By GARY ALLEY
Mary Gardner was a Scottish Bible Translator who worked in Togo, West Africa helping to bring the Bible to the Ife people in their own language. She came to study in Jerusalem for six months with Halvor and Miriam Ronning’s Home for Bible Translators. Wednesday, March 23rd a bomb went off next to a crowded Jerusalem bus stop. Mary was the lone fatality, while others were badly wounded, including many teenagers heading home from school.
Annette Nolting, a German Christian, had come to Jerusalem in 1983 to care for Holocaust victims and to serve the local body of believers. After more than 27 years of faithful service, she was diagnosed with terminal cancer in March 2010. She passed away Tuesday, March 8, 2011 after a year of hospice.
On Friday afternoon, March 11th, Japan suffered a massive earthquake, followed by an overwhelming tsunami that devastated its northeastern coastal towns and cities. More than 11,000 are reported dead and over 16,000 missing. Even more apocalyptic has been the partial nuclear meltdown at the Fukushima I Nuclear Power Plant which will undoubtedly affect Japan’s future life and health.
When tragedy strikes, despair enters, and fear fills our thoughts. How do we react? When death stands before us, or crouches near the ones we love, how do we continue to live with hope? When God seems silent in the face of suffering, why do we still trust and believe?

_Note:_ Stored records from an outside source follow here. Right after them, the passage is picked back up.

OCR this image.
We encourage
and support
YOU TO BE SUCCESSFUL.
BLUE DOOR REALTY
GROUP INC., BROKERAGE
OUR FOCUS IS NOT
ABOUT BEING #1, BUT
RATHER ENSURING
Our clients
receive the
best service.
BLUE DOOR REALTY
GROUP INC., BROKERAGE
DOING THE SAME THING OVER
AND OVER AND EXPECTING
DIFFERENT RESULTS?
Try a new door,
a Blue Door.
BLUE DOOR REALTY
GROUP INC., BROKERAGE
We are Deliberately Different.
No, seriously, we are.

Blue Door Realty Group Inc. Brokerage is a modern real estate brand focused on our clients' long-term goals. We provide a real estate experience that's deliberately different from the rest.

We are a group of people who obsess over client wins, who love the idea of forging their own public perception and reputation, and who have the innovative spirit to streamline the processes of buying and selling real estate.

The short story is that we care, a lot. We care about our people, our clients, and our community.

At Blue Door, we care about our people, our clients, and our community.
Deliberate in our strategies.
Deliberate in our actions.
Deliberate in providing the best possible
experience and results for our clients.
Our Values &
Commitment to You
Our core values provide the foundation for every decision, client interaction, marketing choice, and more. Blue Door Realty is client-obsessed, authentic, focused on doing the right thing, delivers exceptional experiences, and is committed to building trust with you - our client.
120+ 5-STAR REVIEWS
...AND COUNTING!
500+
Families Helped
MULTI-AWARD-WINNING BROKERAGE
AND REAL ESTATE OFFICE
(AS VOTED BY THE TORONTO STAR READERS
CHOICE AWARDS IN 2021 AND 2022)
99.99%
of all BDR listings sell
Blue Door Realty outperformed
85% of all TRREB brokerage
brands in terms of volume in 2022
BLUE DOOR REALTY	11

The prophet, Habakkuk, often remembered for, “the righteous will live by his faith (2:4),” reminds us how we are to live out that faith.

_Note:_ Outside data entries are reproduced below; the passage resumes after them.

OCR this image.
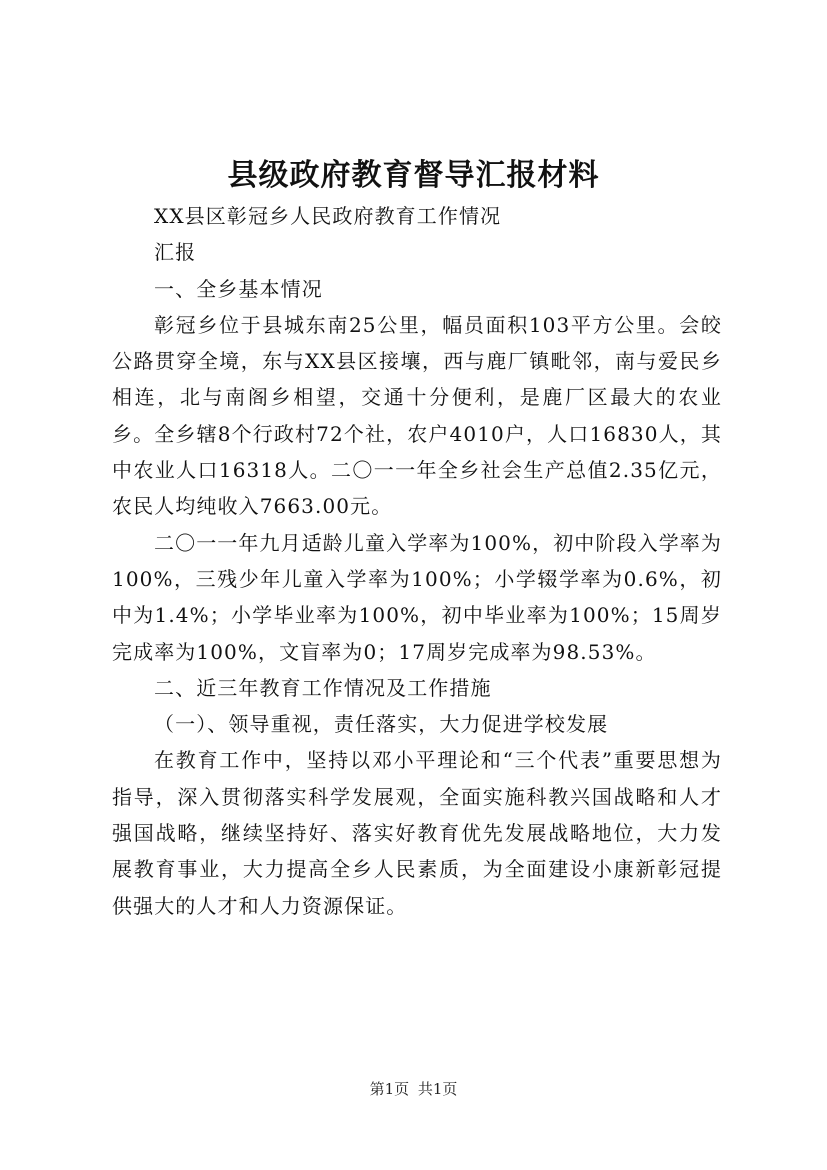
县级政府教育督导汇报材料

XX县区彰冠乡人民政府教育工作情况

汇报

一、全乡基本情况

彰冠乡位于县城东南25公里，幅员面积103平方公里。会皎公路贯穿全境，东与XX县区接壤，西与鹿厂镇毗邻，南与爱民乡相连，北与南阁乡相望，交通十分便利，是鹿厂区最大的农业乡。全乡辖8个行政村72个社，农户4010户，人口16830人，其中农业人口16318人。二〇一一年全乡社会生产总值2.35亿元，农民人均纯收入7663.00元。

二〇一一年九月适龄儿童入学率为100%，初中阶段入学率为100%，三残少年儿童入学率为100%；小学辍学率为0.6%，初中为1.4%；小学毕业率为100%，初中毕业率为100%；15周岁完成率为100%，文盲率为0；17周岁完成率为98.53%。

二、近三年教育工作情况及工作措施

（一）、领导重视，责任落实，大力促进学校发展

在教育工作中，坚持以邓小平理论和“三个代表”重要思想为指导，深入贯彻落实科学发展观，全面实施科教兴国战略和人才强国战略，继续坚持好、落实好教育优先发展战略地位，大力发展教育事业，大力提高全乡人民素质，为全面建设小康新彰冠提供强大的人才和人力资源保证。

第1页 共1页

Though the fig tree does not bud and there are no grapes on the vines, though the olive crop fails and the fields produce no food, though there are no sheep in the pen and no cattle in the stalls, yet I will rejoice in the LORD, I will be joyful in God my Savior. The Sovereign LORD is my strength, And He makes my feet like the feet of a deer, he enables me to tread on the heights. (3:17-19)
When our world quakes, whether a daily struggle or a catastrophic event, we know that God is there giving us strength to walk in those difficult places. Joy is unknowable until we have experienced that dark night of the soul.